Introducing: The Price We Pay
Discover how we’re leveraging debut author Nikki T. Anthony’s book as a way to change the conversation around race relations.
What Readers Are Saying
“This book not only told a personal story but it also told a realistic one that we as African Americans are living through today.” – BETA Reviewer
“The To Kill a Mockingbird of the 21st Century – but from a Black perspective” – Ned Barnett, CEO of Barnett Marketing Communications
“I haven’t read a book that intertwined history, fact, and fiction so prolifically since BeBe Moore Campbell’s What You Owe Me, or a main character so young but beyond her years in enthralling experiences since Sister Souljah’s The Coldest Winter Ever.” – National Best-selling Author E. N. Joy
“Black lives do matter, but really all lives matter no matter what race, creed or religion you happen to be in the moment. The Price We Pay is a novel written by Nikki T. Anthony about a young ‘Black’ girl named Zenetta Henchman living during the time of the early 1990s when the world was beginning to slowly understand what discrimination and diversity are really about. Zenetta lives in an area that is downtrodden, but is very close to an upper scale neighborhood and the two shall meet and decisions will be made between what is right and what is wrong with society now a days.

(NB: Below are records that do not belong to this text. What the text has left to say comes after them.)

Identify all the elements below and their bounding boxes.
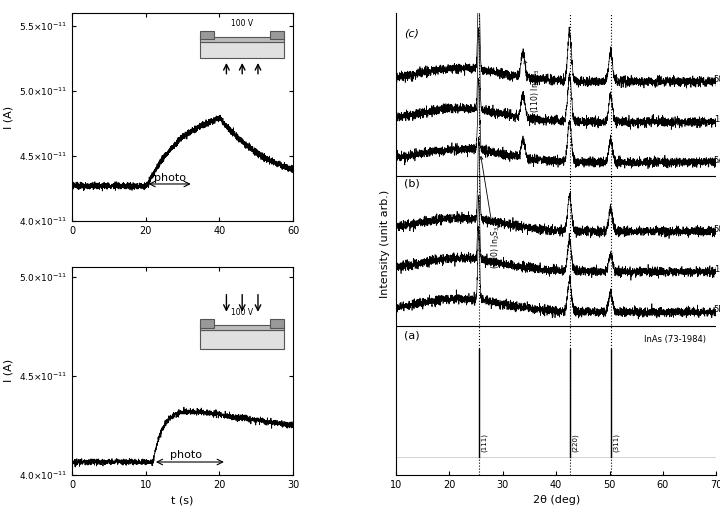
Text: photo: photo	[170, 450, 202, 460]
Text: 16N: 16N	[714, 265, 720, 274]
Y-axis label: I (A): I (A)	[4, 105, 14, 129]
Text: (220): (220)	[572, 434, 578, 453]
Text: 50A: 50A	[714, 75, 720, 84]
Text: (111): (111)	[481, 433, 487, 453]
Y-axis label: Intensity (unit arb.): Intensity (unit arb.)	[380, 190, 390, 298]
Y-axis label: I (A): I (A)	[4, 359, 14, 383]
Text: 16A: 16A	[714, 115, 720, 124]
Text: 5A: 5A	[714, 156, 720, 165]
X-axis label: 2θ (deg): 2θ (deg)	[533, 495, 580, 506]
Text: photo: photo	[153, 173, 186, 183]
X-axis label: t (s): t (s)	[171, 495, 194, 506]
Text: (100) In$_2$S$_3$: (100) In$_2$S$_3$	[480, 157, 502, 269]
Text: 50N: 50N	[714, 225, 720, 234]
Text: 5N: 5N	[714, 305, 720, 315]
Text: (110) In$_2$O$_3$: (110) In$_2$O$_3$	[524, 60, 542, 113]
Text: InAs (73-1984): InAs (73-1984)	[644, 335, 706, 344]
Text: (311): (311)	[613, 433, 619, 453]
Text: (a): (a)	[404, 330, 420, 340]
Text: (b): (b)	[404, 178, 420, 188]
Text: (c): (c)	[404, 29, 419, 39]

Nikki T. Anthony has written a novel that should bring understanding and maybe acceptance of all lives. In reading Nikki’s story throughout the book there are lines that make the reader think, as on page 17 “Just ’cause we share the same skin color don’t make them my people.” On page 20 there is a line that describes who has the influence and the power to affect change in these ideas and make a difference. On page 110 a scene describes a real-life scene that took place in Los Angeles about the same time that this story takes place in my opinion.
On page 171 the scene describes how one is seen by others comparing the tones of one’s skin color and how some may think they belong to another and wanting treatment to be fair for all.